Smart Home Devices Open New Vulnerabilities

By: Brad Russell

Key value propositions for consumers around the smart home are noted as more security, more safety, and easy management of home solutions for communication and controls in the home. Really, the promise of the connected home hinges on the security, safety, and simplicity of protecting this advanced technology from being exploited to harm households.

In 2017, the connected home market has experienced an expansion of the kinds of attacks that have been increasing in recent years. 

Attacks include:

  • Distributed Denial of Service (DDoS) attacks—like the largest-ever October 2016 Mirai botnet attack—will target devices where default password usage provides easy unauthorized access. Ransom attacks, using DDoS as a threat to an organization or ransomware targeting individual consumers, are predicted to continue seeking to extort payment by hijacking control of devices.
  • Permanent Denial of Service (PDoS) attacks, as known as phlashing, seek to destroy the firmware and permanently render IoT devices inoperable. Malicious impact without particular rewards has been enough motive for some hackers.
  • Man-in-the-middle attacks often exploit router or device setup vulnerabilities to gain access to data traffic moving to and from devices on the home network.
  • Phishing scams, increasingly difficult to identify, lure consumers onto fake websites that solicit their login credentials to fix an imaginary problem. According to The Anti-Phishing Workgroup, almost 100,000 email phishing attacks are reported each month. Thousands of people fall for them, divulging sensitive personal and business information in the process.
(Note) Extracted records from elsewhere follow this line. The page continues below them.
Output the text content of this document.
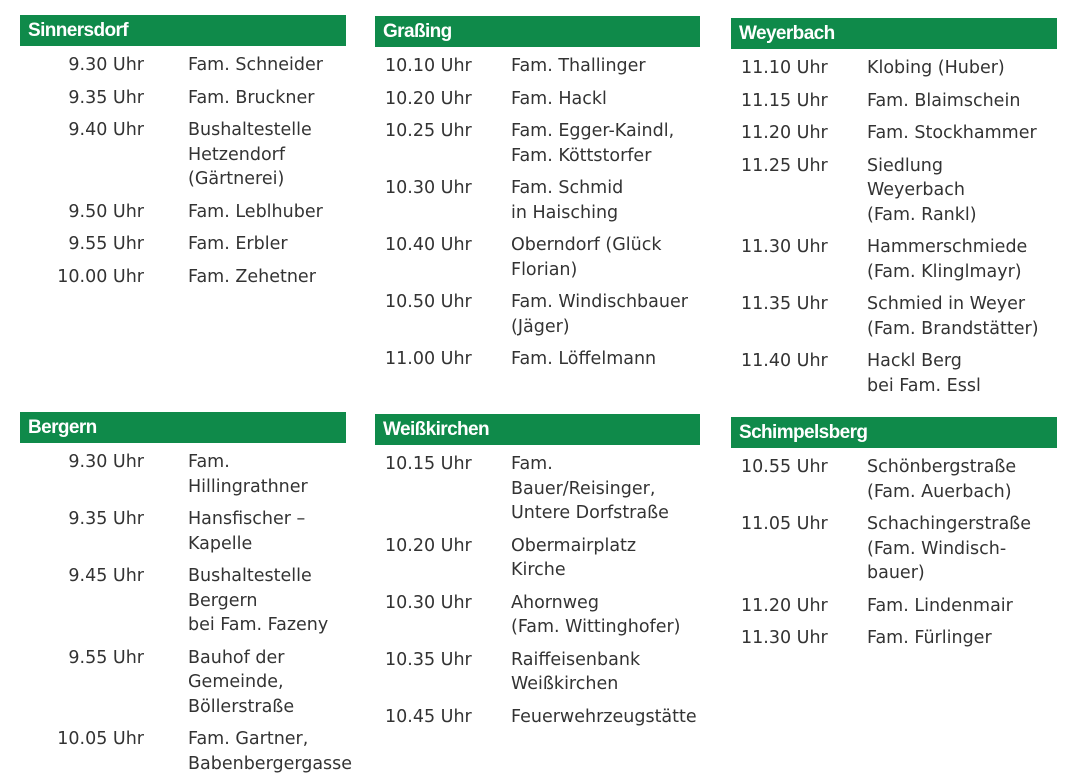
Sinnersdorf
9.30 Uhr	Fam. Schneider
9.35 Uhr	Fam. Bruckner
9.40 Uhr	Bushaltestelle
Hetzendorf
(Gärtnerei)
9.50 Uhr	Fam. Leblhuber
9.55 Uhr	Fam. Erbler
10.00 Uhr	Fam. Zehetner
Graßing
10.10 Uhr	Fam. Thallinger
10.20 Uhr	Fam. Hackl
10.25 Uhr	Fam. Egger-Kaindl,
Fam. Köttstorfer
10.30 Uhr	Fam. Schmid
in Haisching
10.40 Uhr	Oberndorf (Glück
Florian)
10.50 Uhr	Fam. Windischbauer
(Jäger)
11.00 Uhr	Fam. Löffelmann
Weyerbach
11.10 Uhr	Klobing (Huber)
11.15 Uhr	Fam. Blaimschein
11.20 Uhr	Fam. Stockhammer
11.25 Uhr	Siedlung
Weyerbach
(Fam. Rankl)
11.30 Uhr	Hammerschmiede
(Fam. Klinglmayr)
11.35 Uhr	Schmied in Weyer
(Fam. Brandstätter)
11.40 Uhr	Hackl Berg
bei Fam. Essl
Bergern
9.30 Uhr	Fam. Hillingrathner
9.35 Uhr	Hansfischer –
Kapelle
9.45 Uhr	Bushaltestelle
Bergern
bei Fam. Fazeny
9.55 Uhr	Bauhof der
Gemeinde,
Böllerstraße
10.05 Uhr	Fam. Gartner,
Babenbergergasse
Weißkirchen
10.15 Uhr	Fam.
Bauer/Reisinger,
Untere Dorfstraße
10.20 Uhr	Obermairplatz
Kirche
10.30 Uhr	Ahornweg
(Fam. Wittinghofer)
10.35 Uhr	Raiffeisenbank
Weißkirchen
10.45 Uhr	Feuerwehrzeugstätte
Schimpelsberg
10.55 Uhr	Schönbergstraße
(Fam. Auerbach)
11.05 Uhr	Schachingerstraße
(Fam. Windisch-
bauer)
11.20 Uhr	Fam. Lindenmair
11.30 Uhr	Fam. Fürlinger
Investment in data privacy and security by stakeholders in the consumer IoT ecosystem has never been greater. However, vulnerabilities still exist and are highlighted in the news regularly. Parks Associates research finds that nearly one-half of consumers cite strong data security and privacy concerns related to Internet-connected devices. 

Inhibiting Adoption

Security concerns can inhibit adoption for the mass of consumers who need more confidence in connected products.  Whether security solutions are provided at the level of hardware, communication networks, control hubs, routers and gateways, or cloud platforms, these protections are vitally important to the success of IoT providers throughout the ecosystem.

Securing the connected home today is not as much a technological challenge as a product development, product management, and consumer behavior challenge. Current attacks largely focus on the low-hanging fruit of known vulnerabilities. Reliable security technologies and procedures are well-established for ensuring home network security, including best practices for securing routers and gateways, access management, data transport, and data storage at the local and cloud levels.
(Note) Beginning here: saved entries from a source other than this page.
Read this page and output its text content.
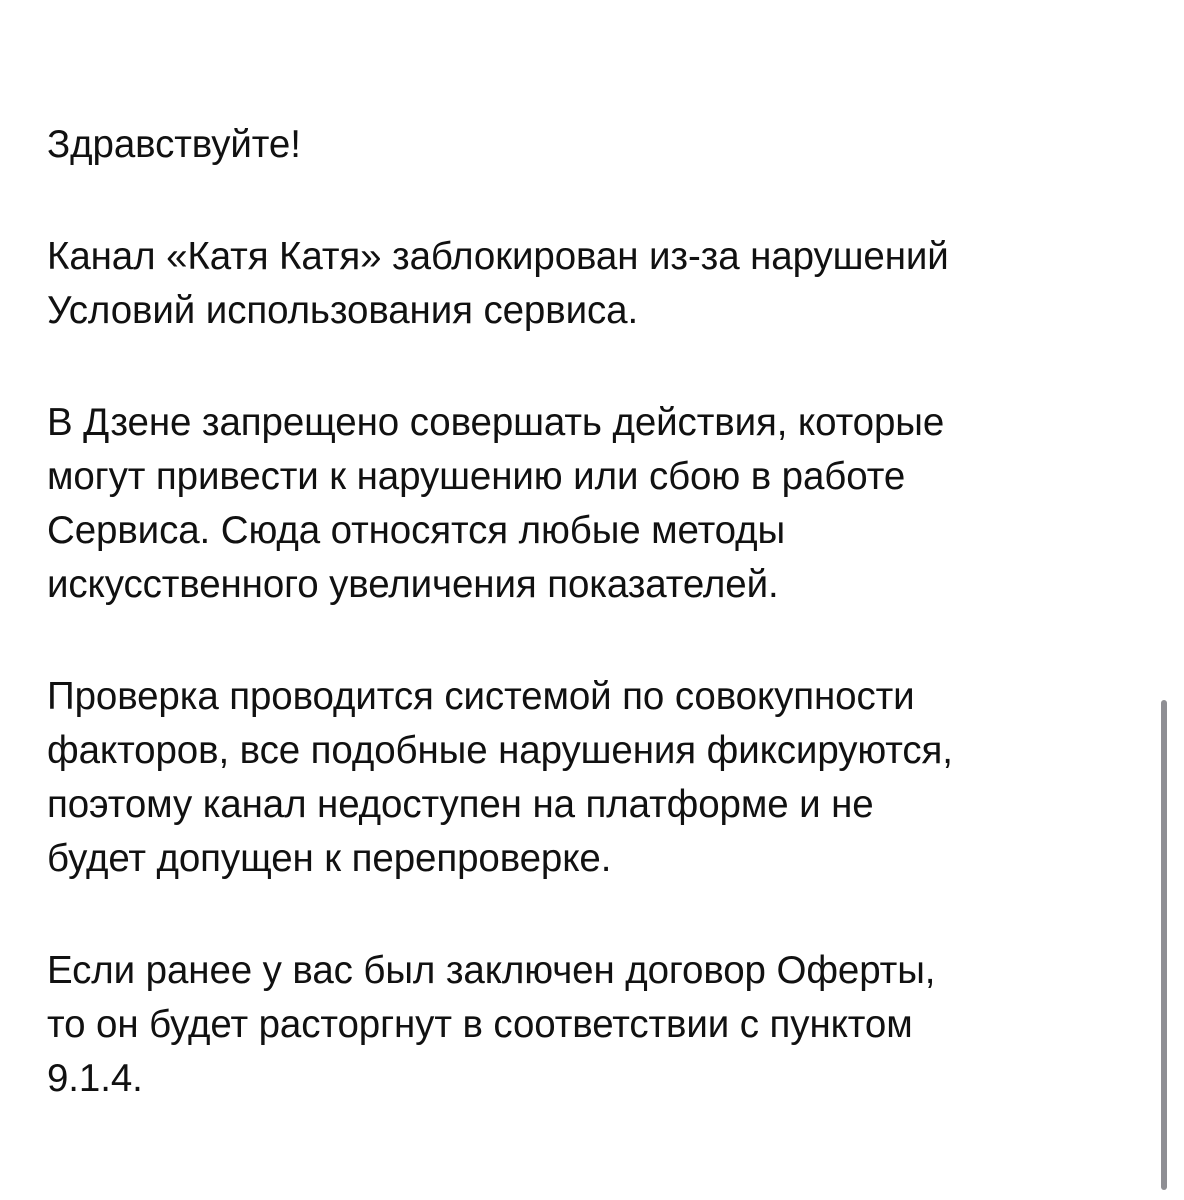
Здравствуйте!

Канал «Катя Катя» заблокирован из-за нарушений
Условий использования сервиса.

В Дзене запрещено совершать действия, которые
могут привести к нарушению или сбою в работе
Сервиса. Сюда относятся любые методы
искусственного увеличения показателей.

Проверка проводится системой по совокупности
факторов, все подобные нарушения фиксируются,
поэтому канал недоступен на платформе и не
будет допущен к перепроверке.

Если ранее у вас был заключен договор Оферты,
то он будет расторгнут в соответствии с пунктом
9.1.4.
Many enterprise-grade processes that have been worked out over the years are being deployed in the home. Having product manufacturers and consumers adhere to recommended best practices appears hit-or-miss and future attack strategies require new solutions within IoT security architecture that is flexible and scalable. 

Product Development Challenges

Security and privacy planning is critical to the product development process. Tough decisions abound around the degree of investment into security-related strategy, hardware design, application design, networking protocol selection, platform build-or-buy strategy, integration with third-parties, cloud transfer and storage, and product testing.

Ultimately, the business model and company culture of the manufacturer serve as the foundation for these decisions. A focus on one-off sales of value-tiered devices produces minimally viable products that are a security threat to both the homeowner and the broader IoT ecosystem. On the other hand, deep investment in security by design and comprehensive support throughout the product lifecycle requires a business model that can offset these costs and still provide sufficient return on investment. A trade-off between cost and time-to-market also challenges companies throughout security planning and product testing. The consumer IoT market has seen startups and established manufacturers rush to ship connected products without sufficient knowledge of security threats or adequate plans for how long the product will live.

Another challenge resides in planning for the relationship map of a device and its data to an end customer. The enterprise segment typically has clear management of the user relationship to data, while the connected home provides complex challenges regarding mapping multiple users and their data to devices. This creates access problems and work streams with which many product manufacturers have little experience.